PKK Lideri Abdullah Öcalan’ın çağrısı üzerinde açlık grevi ve ölüm orucuna son veren tutuklular cezaevi yönetimlerinin keyfi uygulamalarından kaynaklı tedavi olamıyor. Tutuklular 26 Mayıs’ta eylemlerine son vermesine rağmen tedavi edilmedikleri için fiili açlık grevi eylemine devam ediyor ve sağlık durumları hayati riskini koruyor. Ölüm orucunda yer alan tutuklulardan biri olan Sena Efe, ailesi ile yaptığı telefon görüşmesinde eylemlerinin sona ermesinin ardından açlık grevindekilerin yaşadığı zorlukları anlattı. Patnos L Tipi Cezaevi’nde kalan Sena Efe, Abdullah Öcalan’ın çağrısı ile eylemlerini sonlandırdıklarını belirterek, “Eylemimizin sona ermesinin ardından cezaevi yönetimi bazı sorunlar yarattı. Ölüm orucundan yeni çıkmamıza rağmen bize katı yiyecekler getirdiler” dedi. Kendisinin ve diğer arkadaşlarının rahatsızlanması sonucu cezaevi idaresine acile gitmek istediklerini belirttiklerini ifade eden Sena Efe şöyle devam etti: “Bunun üzerine 1. müdür acile götürülmemize karşı gelerek, ‘Eyleminize nasıl başladıysanız öyle bitirin’ dedi bize. Arkadaşların tepkisi üzerine bizi acile kaldırmak zorunda kaldılar. Doktora aylardır açlık grevinde olduğumuzu anlattık. Oradaki sağlıkçılar da neden cezaevi idaresi bizi bilgilendirmedi diye tepki gösterdi. Biz de bu cezaevi idaresinin sorunu, siz bizi tedavi etmekle yükümlüsünüz dedik.”
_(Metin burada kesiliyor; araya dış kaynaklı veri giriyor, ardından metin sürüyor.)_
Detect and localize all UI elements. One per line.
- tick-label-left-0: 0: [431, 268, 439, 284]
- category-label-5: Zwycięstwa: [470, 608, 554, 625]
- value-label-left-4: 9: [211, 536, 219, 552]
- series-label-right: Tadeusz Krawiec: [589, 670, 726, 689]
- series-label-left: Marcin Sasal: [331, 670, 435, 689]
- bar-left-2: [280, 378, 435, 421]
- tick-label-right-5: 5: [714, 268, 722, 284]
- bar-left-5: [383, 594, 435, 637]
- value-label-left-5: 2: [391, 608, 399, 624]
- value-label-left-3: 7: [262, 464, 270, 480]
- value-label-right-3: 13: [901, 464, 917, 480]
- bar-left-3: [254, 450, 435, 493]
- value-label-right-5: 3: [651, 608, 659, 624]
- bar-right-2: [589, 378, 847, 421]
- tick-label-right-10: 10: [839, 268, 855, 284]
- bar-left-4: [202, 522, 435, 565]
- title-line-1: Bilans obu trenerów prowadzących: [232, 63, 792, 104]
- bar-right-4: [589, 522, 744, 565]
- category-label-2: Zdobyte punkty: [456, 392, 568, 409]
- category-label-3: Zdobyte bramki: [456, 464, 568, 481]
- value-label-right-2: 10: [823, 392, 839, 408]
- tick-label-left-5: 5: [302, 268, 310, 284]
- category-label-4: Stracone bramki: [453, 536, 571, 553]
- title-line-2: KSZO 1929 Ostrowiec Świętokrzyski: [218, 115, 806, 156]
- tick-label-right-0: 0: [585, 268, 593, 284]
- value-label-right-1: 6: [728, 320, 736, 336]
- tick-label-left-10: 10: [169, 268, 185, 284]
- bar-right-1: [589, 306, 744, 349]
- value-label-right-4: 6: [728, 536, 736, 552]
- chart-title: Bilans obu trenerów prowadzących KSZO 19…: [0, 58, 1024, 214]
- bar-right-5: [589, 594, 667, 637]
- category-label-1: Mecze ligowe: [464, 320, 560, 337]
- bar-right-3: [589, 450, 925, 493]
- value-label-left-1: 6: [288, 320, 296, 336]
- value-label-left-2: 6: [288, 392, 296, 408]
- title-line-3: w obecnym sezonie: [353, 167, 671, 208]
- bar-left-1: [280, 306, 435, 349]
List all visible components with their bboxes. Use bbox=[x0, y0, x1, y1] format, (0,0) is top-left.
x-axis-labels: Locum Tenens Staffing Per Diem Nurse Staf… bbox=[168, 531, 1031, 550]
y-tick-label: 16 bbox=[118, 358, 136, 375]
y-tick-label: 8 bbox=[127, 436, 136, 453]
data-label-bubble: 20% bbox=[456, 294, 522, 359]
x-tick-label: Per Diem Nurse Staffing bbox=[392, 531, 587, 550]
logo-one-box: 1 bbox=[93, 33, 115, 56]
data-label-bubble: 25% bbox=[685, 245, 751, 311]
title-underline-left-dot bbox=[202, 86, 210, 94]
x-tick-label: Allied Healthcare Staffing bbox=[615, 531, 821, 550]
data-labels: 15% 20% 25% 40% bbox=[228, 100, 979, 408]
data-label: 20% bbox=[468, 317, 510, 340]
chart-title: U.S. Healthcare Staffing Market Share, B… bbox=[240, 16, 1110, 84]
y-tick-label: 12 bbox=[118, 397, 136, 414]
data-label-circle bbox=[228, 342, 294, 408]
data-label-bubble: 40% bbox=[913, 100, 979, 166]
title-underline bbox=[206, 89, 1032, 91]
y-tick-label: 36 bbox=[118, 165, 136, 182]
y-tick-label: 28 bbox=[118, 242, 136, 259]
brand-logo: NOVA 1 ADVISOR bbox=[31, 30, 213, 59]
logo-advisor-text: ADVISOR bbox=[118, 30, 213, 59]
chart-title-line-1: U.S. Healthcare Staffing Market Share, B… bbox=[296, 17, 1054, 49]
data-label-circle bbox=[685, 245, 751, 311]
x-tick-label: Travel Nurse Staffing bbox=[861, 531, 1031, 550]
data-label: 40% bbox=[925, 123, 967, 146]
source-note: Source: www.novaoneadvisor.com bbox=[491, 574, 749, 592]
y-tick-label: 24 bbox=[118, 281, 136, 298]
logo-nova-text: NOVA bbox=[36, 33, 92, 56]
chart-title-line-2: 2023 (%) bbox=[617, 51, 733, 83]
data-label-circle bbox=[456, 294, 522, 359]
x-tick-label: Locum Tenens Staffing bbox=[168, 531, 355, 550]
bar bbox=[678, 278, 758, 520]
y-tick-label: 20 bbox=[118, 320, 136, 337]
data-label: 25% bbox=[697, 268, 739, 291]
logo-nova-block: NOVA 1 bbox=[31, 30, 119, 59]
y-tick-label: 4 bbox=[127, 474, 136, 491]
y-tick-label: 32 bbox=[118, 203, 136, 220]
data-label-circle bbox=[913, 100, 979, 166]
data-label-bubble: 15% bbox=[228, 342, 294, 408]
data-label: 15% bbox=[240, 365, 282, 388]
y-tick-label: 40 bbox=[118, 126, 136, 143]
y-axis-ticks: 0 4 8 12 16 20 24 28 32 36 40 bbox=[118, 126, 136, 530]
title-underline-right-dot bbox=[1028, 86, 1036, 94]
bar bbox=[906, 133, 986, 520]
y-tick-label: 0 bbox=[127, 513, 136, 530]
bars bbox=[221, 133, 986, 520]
‘Sakat kalmamızı istiyorlar’
Ölüm orucundan çıkan Burhan Şık, Faysal Atak ve Şefik Kayhan ile hastaneye sevk edildiklerini söyleyen Efe, “Doktorlara durumumuzu anlattık, ‘tamam serum vereceğiz’ dediler. Bizi saatlerce bir odada beklettiler. Cezaevi askeri komutanı ise tedavi olmamızı engelleyerek hastaneden koğuşlarımıza geri getirdi bizi. Daha sonra cezaevi idaresi tedavinizi yaptıracağız dedi ama şimdiye kadar tedavi edilmedik. Cezaevi idaresi düşmanca bir tutum takınmış durumda. İstiyorlar ki grevden sonra sakat kalalım, hastalık kalsın bizde. Özellikle 1. Müdür Ahmet Ergün’ün yaklaşımı bu şekilde” diye konuştu
Annelerin ellerinden öperim
Bulundukları Patnos L Tipi Cezaevi’ne mutlaka bağımsız bir heyetin gitmesi gerektiğine vurgu yapan Sena Efe devamında şunları söyledi: “Eğer buraya dışarıdan bir heyet gelmezse, 1. müdür canımıza kast etmiş durumda. Dışarıdaki insan hakları kurumları bu konu üzerinde durmalıki arkadaşlarımız zarar görmesin. Ölüm orucu ve grevden çıkan herkes doğru düzgün bir şey yiyip, içemiyor. Durumumuz açlık grevindeki gibi.” Son olarak kendilerini için direnişin devam ettiğinin altını çizen Sena Efe, “Tecrit parçalandı ama sonlanmadı. Tecridin tamamen ortadan kaldırılması dışarıdakilerin tutumuna bağlı. Bize destek olan beyaz tülbentli annelerimize teşekkür ediyoruz, ellerinden öpüyoruz. Bu direnişin bir parçası olan herkese teşekkür ediyoruz” mesajını verdi.